A federal grand jury returned a four-count indictment today against Joshua Paul Doyle, 38, of Susanville, charging him with two counts of possession with intent to distribute methamphetamine and two counts of being a felon in possession of a firearm, U.S. Attorney McGregor W. Scott announced.

According to court documents, Doyle was arrested twice in the span of six months during traffic stops, each time found to be in possession of methamphetamine for distribution and firearms. Doyle has been convicted previously of crimes punishable by more than a year in prison and is therefore prohibited under federal law from possessing firearms.
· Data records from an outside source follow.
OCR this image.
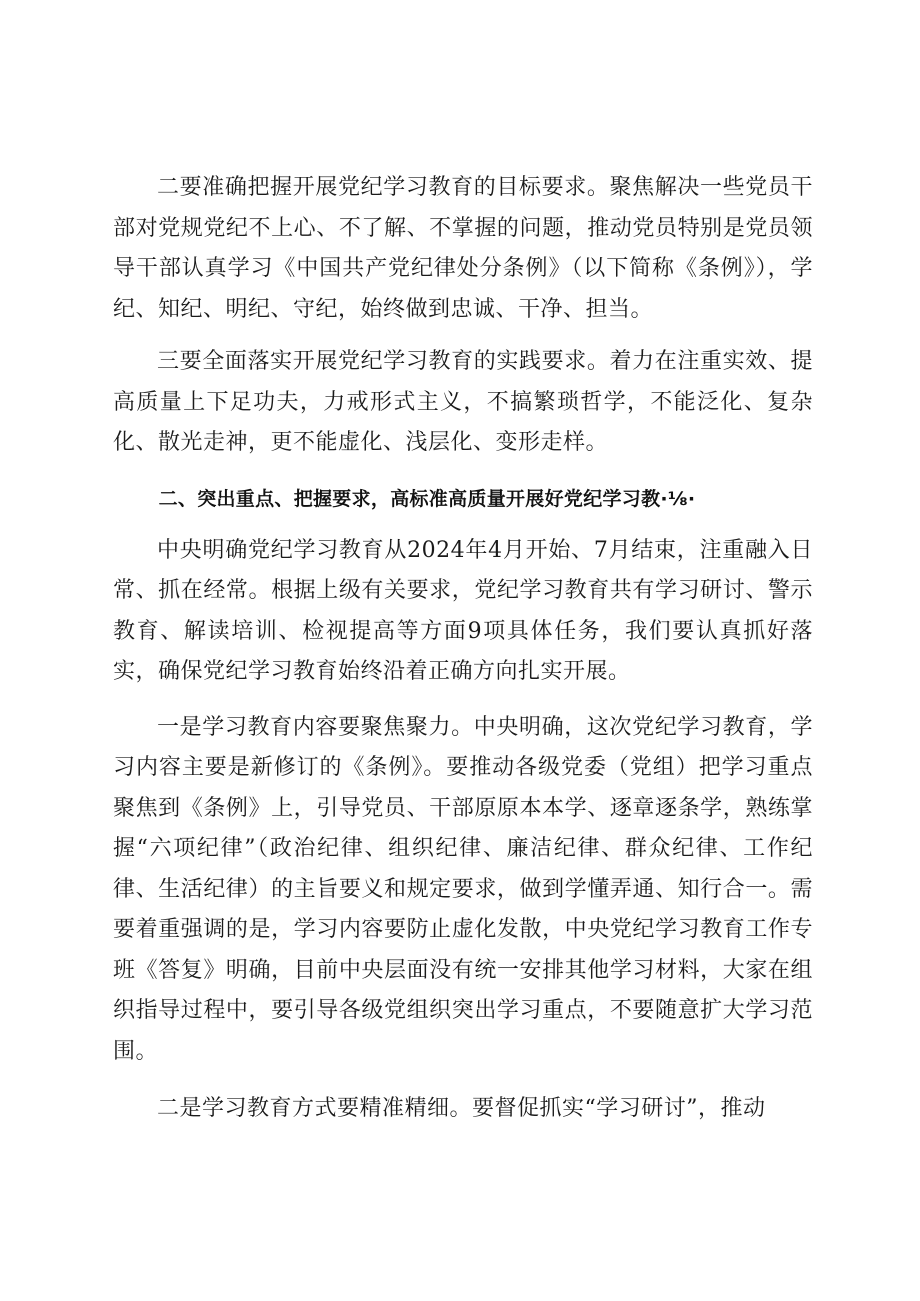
二要准确把握开展党纪学习教育的目标要求。聚焦解决一些党员干部对党规党纪不上心、不了解、不掌握的问题，推动党员特别是党员领导干部认真学习《中国共产党纪律处分条例》（以下简称《条例》），学纪、知纪、明纪、守纪，始终做到忠诚、干净、担当。

三要全面落实开展党纪学习教育的实践要求。着力在注重实效、提高质量上下足功夫，力戒形式主义，不搞繁琐哲学，不能泛化、复杂化、散光走神，更不能虚化、浅层化、变形走样。

二、突出重点、把握要求，高标准高质量开展好党纪学习教·⅛·

中央明确党纪学习教育从2024年4月开始、7月结束，注重融入日常、抓在经常。根据上级有关要求，党纪学习教育共有学习研讨、警示教育、解读培训、检视提高等方面9项具体任务，我们要认真抓好落实，确保党纪学习教育始终沿着正确方向扎实开展。

一是学习教育内容要聚焦聚力。中央明确，这次党纪学习教育，学习内容主要是新修订的《条例》。要推动各级党委（党组）把学习重点聚焦到《条例》上，引导党员、干部原原本本学、逐章逐条学，熟练掌握“六项纪律”（政治纪律、组织纪律、廉洁纪律、群众纪律、工作纪律、生活纪律）的主旨要义和规定要求，做到学懂弄通、知行合一。需要着重强调的是，学习内容要防止虚化发散，中央党纪学习教育工作专班《答复》明确，目前中央层面没有统一安排其他学习材料，大家在组织指导过程中，要引导各级党组织突出学习重点，不要随意扩大学习范围。

二是学习教育方式要精准精细。要督促抓实“学习研讨”，推动
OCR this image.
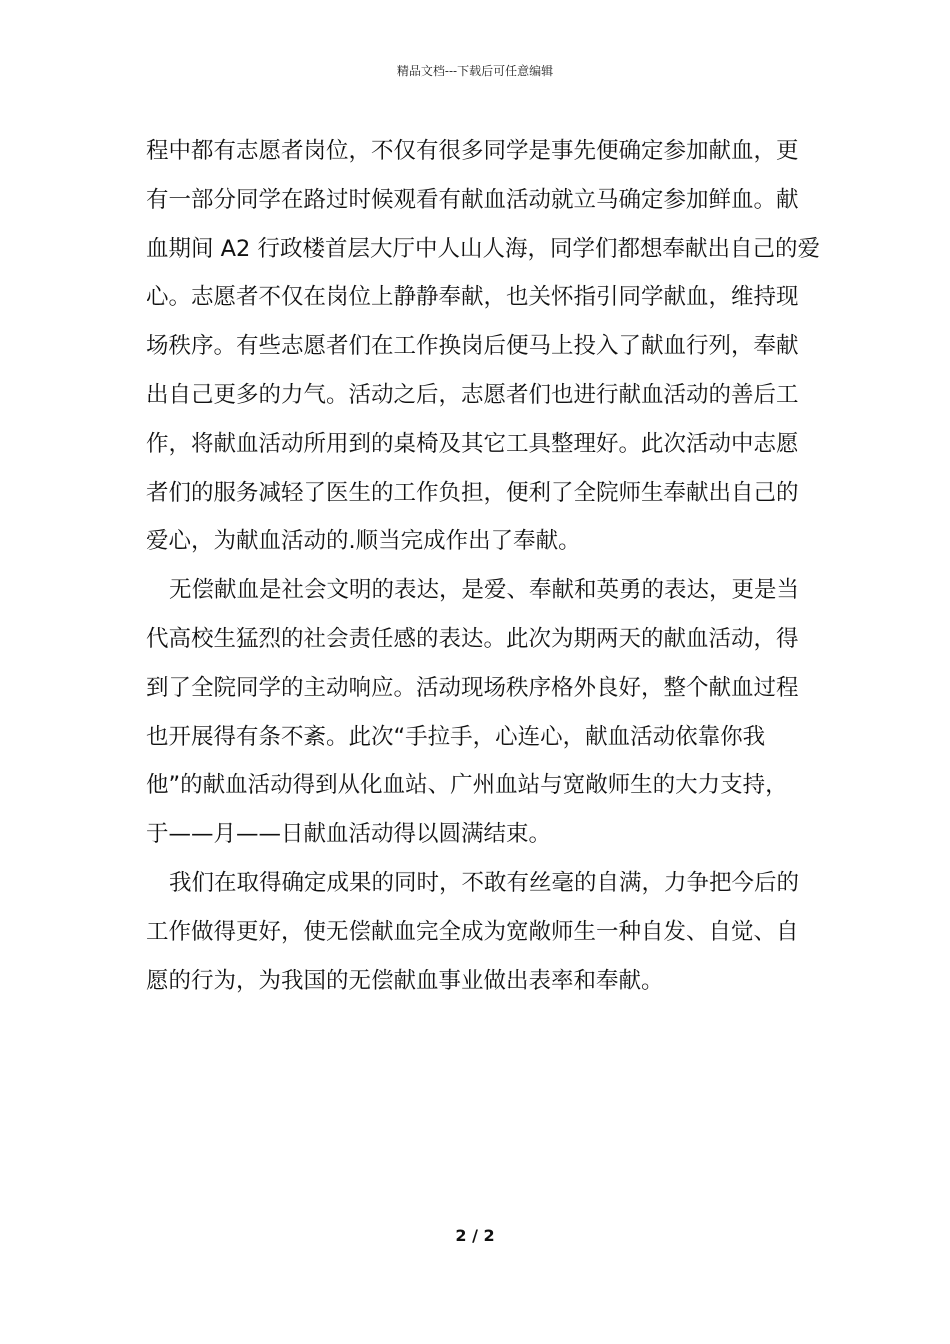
精品文档---下载后可任意编辑
程中都有志愿者岗位，不仅有很多同学是事先便确定参加献血，更
有一部分同学在路过时候观看有献血活动就立马确定参加鲜血。献
血期间 A2 行政楼首层大厅中人山人海，同学们都想奉献出自己的爱
心。志愿者不仅在岗位上静静奉献，也关怀指引同学献血，维持现
场秩序。有些志愿者们在工作换岗后便马上投入了献血行列，奉献
出自己更多的力气。活动之后，志愿者们也进行献血活动的善后工
作，将献血活动所用到的桌椅及其它工具整理好。此次活动中志愿
者们的服务减轻了医生的工作负担，便利了全院师生奉献出自己的
爱心，为献血活动的.顺当完成作出了奉献。
无偿献血是社会文明的表达，是爱、奉献和英勇的表达，更是当
代高校生猛烈的社会责任感的表达。此次为期两天的献血活动，得
到了全院同学的主动响应。活动现场秩序格外良好，整个献血过程
也开展得有条不紊。此次“手拉手，心连心，献血活动依靠你我
他”的献血活动得到从化血站、广州血站与宽敞师生的大力支持，
于——月——日献血活动得以圆满结束。
我们在取得确定成果的同时，不敢有丝毫的自满，力争把今后的
工作做得更好，使无偿献血完全成为宽敞师生一种自发、自觉、自
愿的行为，为我国的无偿献血事业做出表率和奉献。
2 / 2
On May 12, when a law enforcement officer executed a traffic stop in Susanville on a vehicle for having no front license plate, the officer identified the driver as Doyle. During a pat-down search, deputies found methamphetamine in his pockets. In the search of Doyle’s vehicle that followed, deputies found a loaded handgun in the center console, as well as another loaded handgun and nearly a pound of methamphetamine in a backpack in the back seat. Doyle was arrested and later released on bail pending trail.

On Sept. 30, Doyle was again stopped in Susanville when a records check of the car’s license plate indicated it had been reported stolen. During a search of the car, officers found brass knuckles, roughly 5 ounces (150 grams) of methamphetamine, and a loaded handgun in the center console.

This case is the product of an investigation by the Federal Bureau of Investigation, the Lassen County Sheriff’s Office and the Susanville Police Department. Assistant U.S. Attorney James Conolly is prosecuting the case.

If convicted, Doyle faces a maximum statutory penalty of 40 years in prison and a $5 million fine for each of the narcotics charges, each of which also have a statutory minimum sentence of five years. He faces a maximum statutory penalty of 10 years in prison and a $250,000 fine for each of the felon in possession charges. Any sentence, however, would be determined at the discretion of the court after consideration of any applicable statutory factors and the Federal Sentencing Guidelines, which take into account a number of variables.

The charges are only allegations; the defendant is presumed innocent until and unless proven guilty beyond a reasonable doubt.

This case is part of Project Safe Neighborhoods, a program bringing together all levels of law enforcement and the communities they serve to reduce violent crime and make our neighborhoods safer for everyone.